- Create environment
- Dedicated notebook environment
- Install packages
- Remove unnecessary packages
- Document environment
- Recreate environment
Related: project organization < data science projects
> [!Warning]
> Don't make the same mistake I make (again and again). Always activate the environment you want to install packages into before installing packages so you don't pollute your base environment and have to install the packages twice!
```bash
mamba create -n <my-env>
# or
mamba create -n pandas scikit-learn matplotlib
# or
mamba create -n python=3.13 pandas scikit-learn matplotlib
```
Install as many packages as you can at once to allow `mamba` to resolve the dependencies once.
To create from a file
```bash
# if file environment.yml exists in the active directory
mamba env create
# to specify file path
mamba env create -f environment.yml
```
## recreate the environment
Recreating the environment before you finalize the project, and periodically throughout development, is considered best practice to ensure its shareable, reproducible, and free of unnecessary dependencies. Recreate the environment every few weeks or months depending on how frequently you work on it.
If necessary, first create the `environment.yml` file (or update). Manually inspect the file and remove any unnecessary packages. Packages may become unnecessary because you found a better library, used a different approach that didn't require the library, or abandoned the functionality that required the library.
Next, delete the old environment.
```bash
mamba activate base
mamba env remove -n myenv
```
Recreate the library and run your tests to ensure everything works.
```bash
mamba env create -f environment.yml
```
For smaller projects, a quick review of the `environment.yml` file is sufficient to clean out any unused dependencies. If you are using a [[dedicated notebook environment]], you are less likely to have installed multiple unnecessary packages. However, some projects will require a more systematic approach.
One approach is to remove packages one at a time and then re-run the app to ensure it still works.
```bash
mamba remove somepackage
python app.py
```
Another approach is to use `pipreqs` to check the packages you import in Python scripts located inside your project. Note that this will not show the packages imported in any notebooks in your project directory.
```
mamba install pipreqs
pipreqs . --ignore <myenv>
```
This generates a `requirements.txt` file listing only the packages found in your scripts. Make sure everything you import is listed in your `environment.yml` file (or possibly installed as a dependency of another package).

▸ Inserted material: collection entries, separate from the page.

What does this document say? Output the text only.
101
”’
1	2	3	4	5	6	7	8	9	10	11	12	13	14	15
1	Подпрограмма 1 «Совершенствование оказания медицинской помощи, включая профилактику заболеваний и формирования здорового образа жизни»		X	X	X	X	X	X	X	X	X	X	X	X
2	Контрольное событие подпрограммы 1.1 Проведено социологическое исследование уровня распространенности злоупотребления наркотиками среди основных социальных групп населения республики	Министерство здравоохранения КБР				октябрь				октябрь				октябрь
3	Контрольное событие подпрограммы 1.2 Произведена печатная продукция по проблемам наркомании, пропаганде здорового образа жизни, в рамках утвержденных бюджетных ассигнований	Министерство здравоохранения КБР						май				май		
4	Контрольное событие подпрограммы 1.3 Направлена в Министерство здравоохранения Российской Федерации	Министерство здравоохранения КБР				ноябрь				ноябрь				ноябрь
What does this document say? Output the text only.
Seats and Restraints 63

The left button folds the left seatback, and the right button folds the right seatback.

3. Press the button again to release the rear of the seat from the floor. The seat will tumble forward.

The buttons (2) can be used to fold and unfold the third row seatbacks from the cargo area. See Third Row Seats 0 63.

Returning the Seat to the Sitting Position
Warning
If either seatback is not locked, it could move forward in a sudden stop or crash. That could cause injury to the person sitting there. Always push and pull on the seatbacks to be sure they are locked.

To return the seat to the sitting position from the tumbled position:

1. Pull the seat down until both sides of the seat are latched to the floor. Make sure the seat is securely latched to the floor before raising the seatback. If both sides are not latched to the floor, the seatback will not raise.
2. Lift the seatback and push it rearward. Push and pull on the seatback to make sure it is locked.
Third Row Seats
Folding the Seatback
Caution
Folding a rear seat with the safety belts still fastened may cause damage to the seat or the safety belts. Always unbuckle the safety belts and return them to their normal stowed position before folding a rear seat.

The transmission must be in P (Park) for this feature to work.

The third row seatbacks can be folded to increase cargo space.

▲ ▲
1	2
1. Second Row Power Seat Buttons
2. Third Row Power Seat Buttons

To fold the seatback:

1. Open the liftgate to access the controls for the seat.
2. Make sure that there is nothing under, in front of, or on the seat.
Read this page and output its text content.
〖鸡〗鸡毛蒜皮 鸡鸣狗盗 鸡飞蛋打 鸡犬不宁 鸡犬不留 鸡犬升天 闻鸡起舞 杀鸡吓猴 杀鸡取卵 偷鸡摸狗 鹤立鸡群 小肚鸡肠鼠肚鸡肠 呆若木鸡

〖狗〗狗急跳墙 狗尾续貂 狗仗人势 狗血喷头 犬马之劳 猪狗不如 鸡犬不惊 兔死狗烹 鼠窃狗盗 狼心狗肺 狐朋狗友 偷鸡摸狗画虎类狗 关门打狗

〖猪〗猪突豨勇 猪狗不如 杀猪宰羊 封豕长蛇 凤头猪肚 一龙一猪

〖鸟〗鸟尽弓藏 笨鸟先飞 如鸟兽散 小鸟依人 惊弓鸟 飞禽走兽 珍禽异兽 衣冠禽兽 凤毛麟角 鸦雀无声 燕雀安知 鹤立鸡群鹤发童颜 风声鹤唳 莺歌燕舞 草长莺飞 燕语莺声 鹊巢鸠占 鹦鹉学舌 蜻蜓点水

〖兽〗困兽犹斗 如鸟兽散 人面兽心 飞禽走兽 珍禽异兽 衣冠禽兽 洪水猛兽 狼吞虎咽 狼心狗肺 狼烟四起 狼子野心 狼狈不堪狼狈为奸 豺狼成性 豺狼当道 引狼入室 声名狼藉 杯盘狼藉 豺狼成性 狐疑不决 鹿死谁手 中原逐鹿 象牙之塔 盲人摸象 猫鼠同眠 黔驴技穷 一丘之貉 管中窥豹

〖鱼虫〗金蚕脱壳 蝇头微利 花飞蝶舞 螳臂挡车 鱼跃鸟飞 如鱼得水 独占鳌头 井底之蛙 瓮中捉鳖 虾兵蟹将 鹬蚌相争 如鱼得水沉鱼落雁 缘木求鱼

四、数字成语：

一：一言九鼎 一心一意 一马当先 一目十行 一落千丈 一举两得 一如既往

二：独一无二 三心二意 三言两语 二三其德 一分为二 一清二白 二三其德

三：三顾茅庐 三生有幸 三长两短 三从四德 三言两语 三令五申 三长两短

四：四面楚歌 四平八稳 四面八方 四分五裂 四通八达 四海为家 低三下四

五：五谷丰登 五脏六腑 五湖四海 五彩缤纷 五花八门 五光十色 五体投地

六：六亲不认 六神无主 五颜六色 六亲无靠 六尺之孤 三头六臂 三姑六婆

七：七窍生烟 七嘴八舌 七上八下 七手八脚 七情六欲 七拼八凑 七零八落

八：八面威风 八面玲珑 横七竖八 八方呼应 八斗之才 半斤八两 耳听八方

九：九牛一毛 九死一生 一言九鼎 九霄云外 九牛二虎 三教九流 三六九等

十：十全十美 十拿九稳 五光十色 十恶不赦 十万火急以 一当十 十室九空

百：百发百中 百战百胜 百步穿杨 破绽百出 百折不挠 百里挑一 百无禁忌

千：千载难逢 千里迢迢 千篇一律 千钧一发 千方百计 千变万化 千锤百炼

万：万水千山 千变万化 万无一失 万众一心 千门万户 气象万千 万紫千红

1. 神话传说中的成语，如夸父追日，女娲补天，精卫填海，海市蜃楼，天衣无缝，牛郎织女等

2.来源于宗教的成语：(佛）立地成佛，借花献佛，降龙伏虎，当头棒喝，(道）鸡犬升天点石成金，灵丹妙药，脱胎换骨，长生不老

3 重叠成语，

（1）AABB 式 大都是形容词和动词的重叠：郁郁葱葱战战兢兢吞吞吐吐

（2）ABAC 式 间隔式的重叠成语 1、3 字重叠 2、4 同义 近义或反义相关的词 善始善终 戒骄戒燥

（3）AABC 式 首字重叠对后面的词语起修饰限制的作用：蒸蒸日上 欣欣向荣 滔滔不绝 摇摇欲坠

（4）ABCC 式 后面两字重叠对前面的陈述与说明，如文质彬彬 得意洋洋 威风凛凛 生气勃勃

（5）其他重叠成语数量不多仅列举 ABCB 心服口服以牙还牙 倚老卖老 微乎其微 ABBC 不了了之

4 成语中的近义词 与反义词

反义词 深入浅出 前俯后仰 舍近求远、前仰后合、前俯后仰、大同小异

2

## dedicated notebook environment
For more complex data science projects, create two environments:
- `my-env`: your primary environment for the project with only the packages needed for the model or app.
- `my-env-nb`: A notebook environment for exploring within notebooks. Some of the packages installed here will not be needed for the final project.
In the notebook environment install packages like `ipykernel`, `matplotlib` and `seaborn` along with any other packages you want to try out.